Vêm do Tajiquistão, do Senegal, de Marrocos, da Colômbia, do Bangladesh. Têm entre os 20 e os 65 anos. Vivem um novo capítulo das suas vidas. Para trás ficaram as pegadas de uma vida devastada, de fuga, de medo, encarando o futuro com a certeza de uma mochila e a metafísica da esperança. Homens e mulheres em busca de um futuro que lhes é negado nos países de origem.
Salma
“As saudades que sinto da família é o que mais dói”
Salma, nome árabe e improvisado para esta reportagem, para proteger quem já sofreu mazelas suficientes da vida, não participa na aula. Refugia-se no quarto. Salma tem 35 anos, nasceu na Tunísia e está há sete meses neste centro de apoio a refugiados. Porém, a história de Salma é mais do que esta frase. Tem 3637 quilómetros. Muitos a pé. E começou com um casamento fracassado, seguido de maus tratos, na Macedónia. Parca em palavras e socorrida pela tradução da amiga marroquina Rania, de arábe para inglês, entendemos a tristeza que lhe esfrega o rosto em jeito de lágrimas.
“Deixei a Tunísia e fui viver para a Macedónia”, começa por contar vagamente ao JN, com um olhar muito envergonhado, colocado fora da janela como que a ver o passado. “Casei com um homem que não era da minha religião”, o gatilho perfeito para dar cabo da harmonia da família de origem.
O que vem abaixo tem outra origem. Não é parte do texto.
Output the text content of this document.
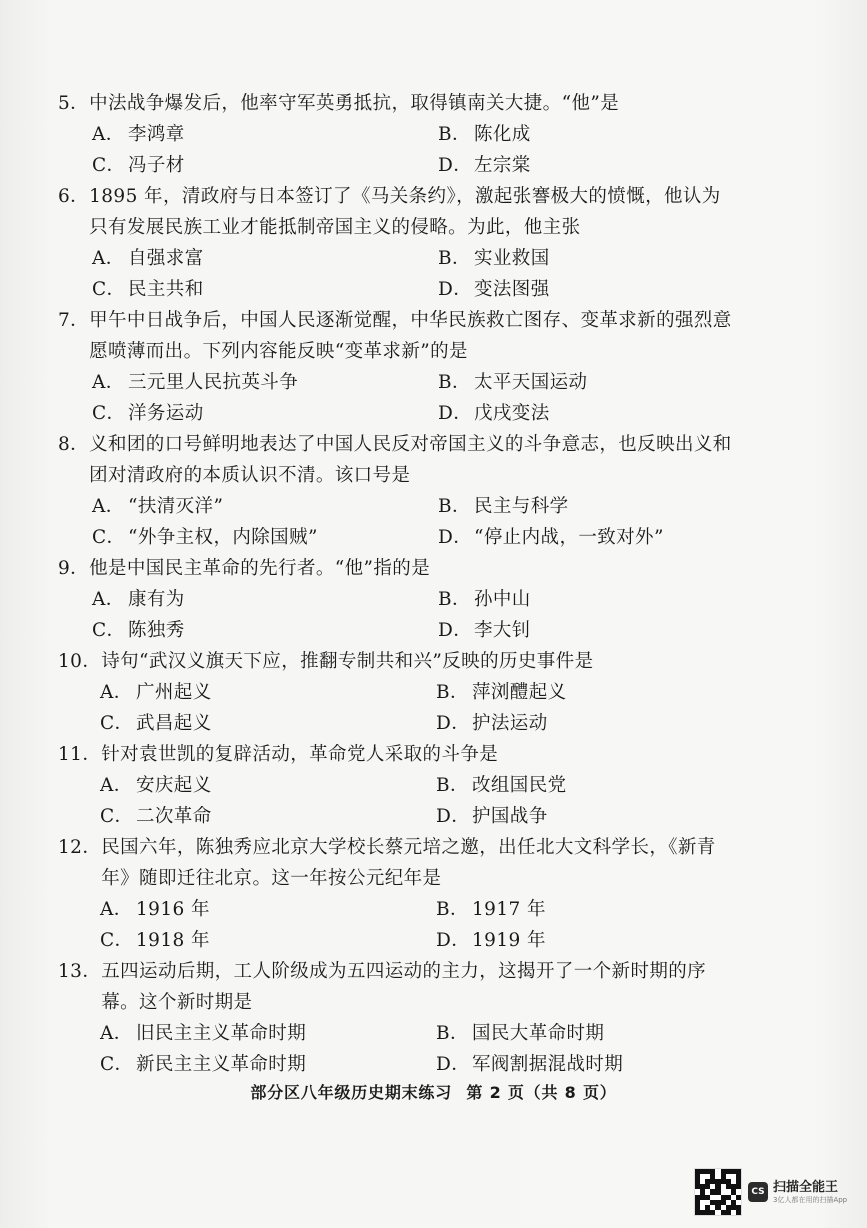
5． 中法战争爆发后，他率守军英勇抵抗，取得镇南关大捷。“他”是
A． 李鸿章	B． 陈化成
C． 冯子材	D． 左宗棠
6． 1895 年，清政府与日本签订了《马关条约》，激起张謇极大的愤慨，他认为只有发展民族工业才能抵制帝国主义的侵略。为此，他主张
A． 自强求富	B． 实业救国
C． 民主共和	D． 变法图强
7． 甲午中日战争后，中国人民逐渐觉醒，中华民族救亡图存、变革求新的强烈意愿喷薄而出。下列内容能反映“变革求新”的是
A． 三元里人民抗英斗争	B． 太平天国运动
C． 洋务运动	D． 戊戌变法
8． 义和团的口号鲜明地表达了中国人民反对帝国主义的斗争意志，也反映出义和团对清政府的本质认识不清。该口号是
A． “扶清灭洋”	B． 民主与科学
C． “外争主权，内除国贼”	D． “停止内战，一致对外”
9． 他是中国民主革命的先行者。“他”指的是
A． 康有为	B． 孙中山
C． 陈独秀	D． 李大钊
10． 诗句“武汉义旗天下应，推翻专制共和兴”反映的历史事件是
A． 广州起义	B． 萍浏醴起义
C． 武昌起义	D． 护法运动
11． 针对袁世凯的复辟活动，革命党人采取的斗争是
A． 安庆起义	B． 改组国民党
C． 二次革命	D． 护国战争
12． 民国六年，陈独秀应北京大学校长蔡元培之邀，出任北大文科学长，《新青年》随即迁往北京。这一年按公元纪年是
A． 1916 年	B． 1917 年
C． 1918 年	D． 1919 年
13． 五四运动后期，工人阶级成为五四运动的主力，这揭开了一个新时期的序幕。这个新时期是
A． 旧民主主义革命时期	B． 国民大革命时期
C． 新民主主义革命时期	D． 军阀割据混战时期
部分区八年级历史期末练习 第 2 页（共 8 页）
CS 扫描全能王
3亿人都在用的扫描App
O que seria para Salma um conto de fadas – casar porque estava “apaixonada” – acabou por se firmar como um filme de terror. O casamento não deu certo, a rotina na Macedónia foi um “pesadelo”.
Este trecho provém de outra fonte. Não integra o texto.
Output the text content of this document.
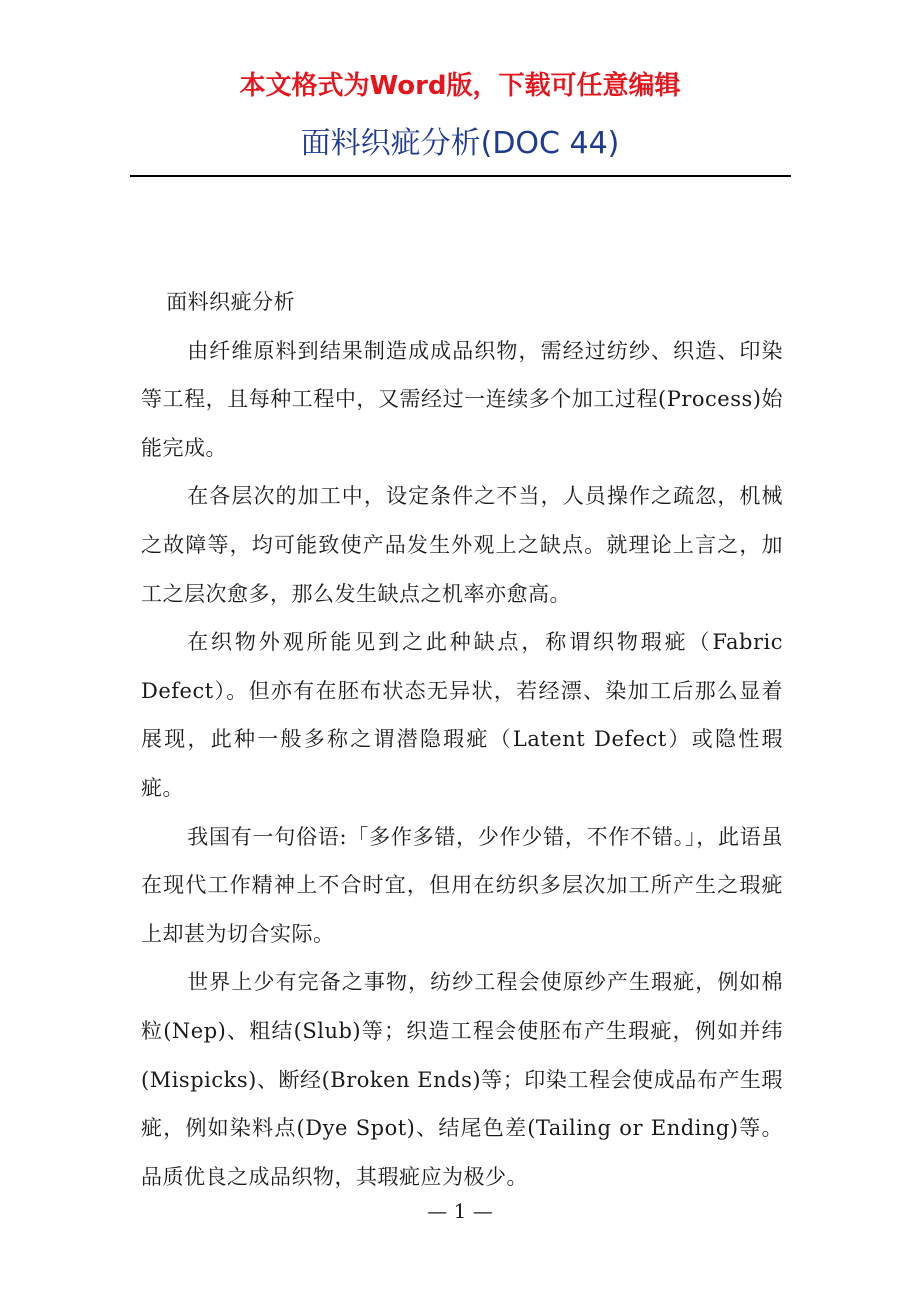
本文格式为Word版，下载可任意编辑
面料织疵分析(DOC 44)

面料织疵分析

由纤维原料到结果制造成成品织物，需经过纺纱、织造、印染等工程，且每种工程中，又需经过一连续多个加工过程(Process)始能完成。

在各层次的加工中，设定条件之不当，人员操作之疏忽，机械之故障等，均可能致使产品发生外观上之缺点。就理论上言之，加工之层次愈多，那么发生缺点之机率亦愈高。

在织物外观所能见到之此种缺点，称谓织物瑕疵（Fabric Defect）。但亦有在胚布状态无异状，若经漂、染加工后那么显着展现，此种一般多称之谓潜隐瑕疵（Latent Defect）或隐性瑕疵。

我国有一句俗语:「多作多错，少作少错，不作不错。」，此语虽在现代工作精神上不合时宜，但用在纺织多层次加工所产生之瑕疵上却甚为切合实际。

世界上少有完备之事物，纺纱工程会使原纱产生瑕疵，例如棉粒(Nep)、粗结(Slub)等；织造工程会使胚布产生瑕疵，例如并纬(Mispicks)、断经(Broken Ends)等；印染工程会使成品布产生瑕疵，例如染料点(Dye Spot)、结尾色差(Tailing or Ending)等。品质优良之成品织物，其瑕疵应为极少。

— 1 —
“Fugi da Macedónia e vim para Portugal”. No centro, Salma aprende português e sente-se “segura e em casa”. “Rezo e medito no meu quarto, vou à loja social, quando preciso de alguma coisa e faço muitas atividades”, descreve o seu dia a dia, até conseguir um documento que lhe dê acesso ao sonho de “viver em paz, encontrar um trabalho, casar e ter um filho”. Salma apoia-se nas mãos como uma forma de reter as lágrimas quando fala da família. Do que mais sente falta na Tunísia? “As saudades que sinto da família é o que mais dói”, finaliza.
Sho
“Na minha aldeia, muita gente foi morta”
Vamos chamar Sho ao tajique que está há meia dúzia de meses no centro de apoio a refugiados. É alto, simpático e cordial. Carrega 62 anos de vida.
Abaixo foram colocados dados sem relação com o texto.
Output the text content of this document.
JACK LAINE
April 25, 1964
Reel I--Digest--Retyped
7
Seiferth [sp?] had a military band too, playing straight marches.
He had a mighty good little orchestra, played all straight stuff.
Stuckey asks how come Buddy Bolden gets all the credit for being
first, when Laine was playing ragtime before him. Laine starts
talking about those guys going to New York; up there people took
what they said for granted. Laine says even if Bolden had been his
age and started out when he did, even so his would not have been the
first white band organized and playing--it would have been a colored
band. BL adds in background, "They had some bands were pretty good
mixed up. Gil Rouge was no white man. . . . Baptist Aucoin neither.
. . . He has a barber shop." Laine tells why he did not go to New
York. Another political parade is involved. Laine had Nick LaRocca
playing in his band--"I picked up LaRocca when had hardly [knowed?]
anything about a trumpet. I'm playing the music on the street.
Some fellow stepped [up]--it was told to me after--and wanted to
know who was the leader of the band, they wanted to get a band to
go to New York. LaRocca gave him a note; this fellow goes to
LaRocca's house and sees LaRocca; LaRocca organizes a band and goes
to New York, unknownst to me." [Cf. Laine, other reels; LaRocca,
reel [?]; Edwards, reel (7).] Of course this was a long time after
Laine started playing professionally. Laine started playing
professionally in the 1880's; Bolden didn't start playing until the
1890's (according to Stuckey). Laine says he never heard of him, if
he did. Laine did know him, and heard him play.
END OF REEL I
Quando se apresenta, sorri às perguntas, mas logo o semblante se põe sério quando recorda o regime político da sua terra natal: “No meu país, o poder está nas mãos de uma família, é um regime autoritário e tirano”. “A minha situação tornou-se crítica”, refere o professor universitário de Filosofia e História, que se servia das aulas para dar voz à democracia perante centenas de alunos. O regime político do Tajiquistão não apreciou esta ousadia. “Na minha aldeia, no fim de 2022, muita gente foi morta, pessoas inocentes, assassinadas pelo Governo, postas na prisão, muitos advogados, jornalistas, representantes da sociedade civil”, relata.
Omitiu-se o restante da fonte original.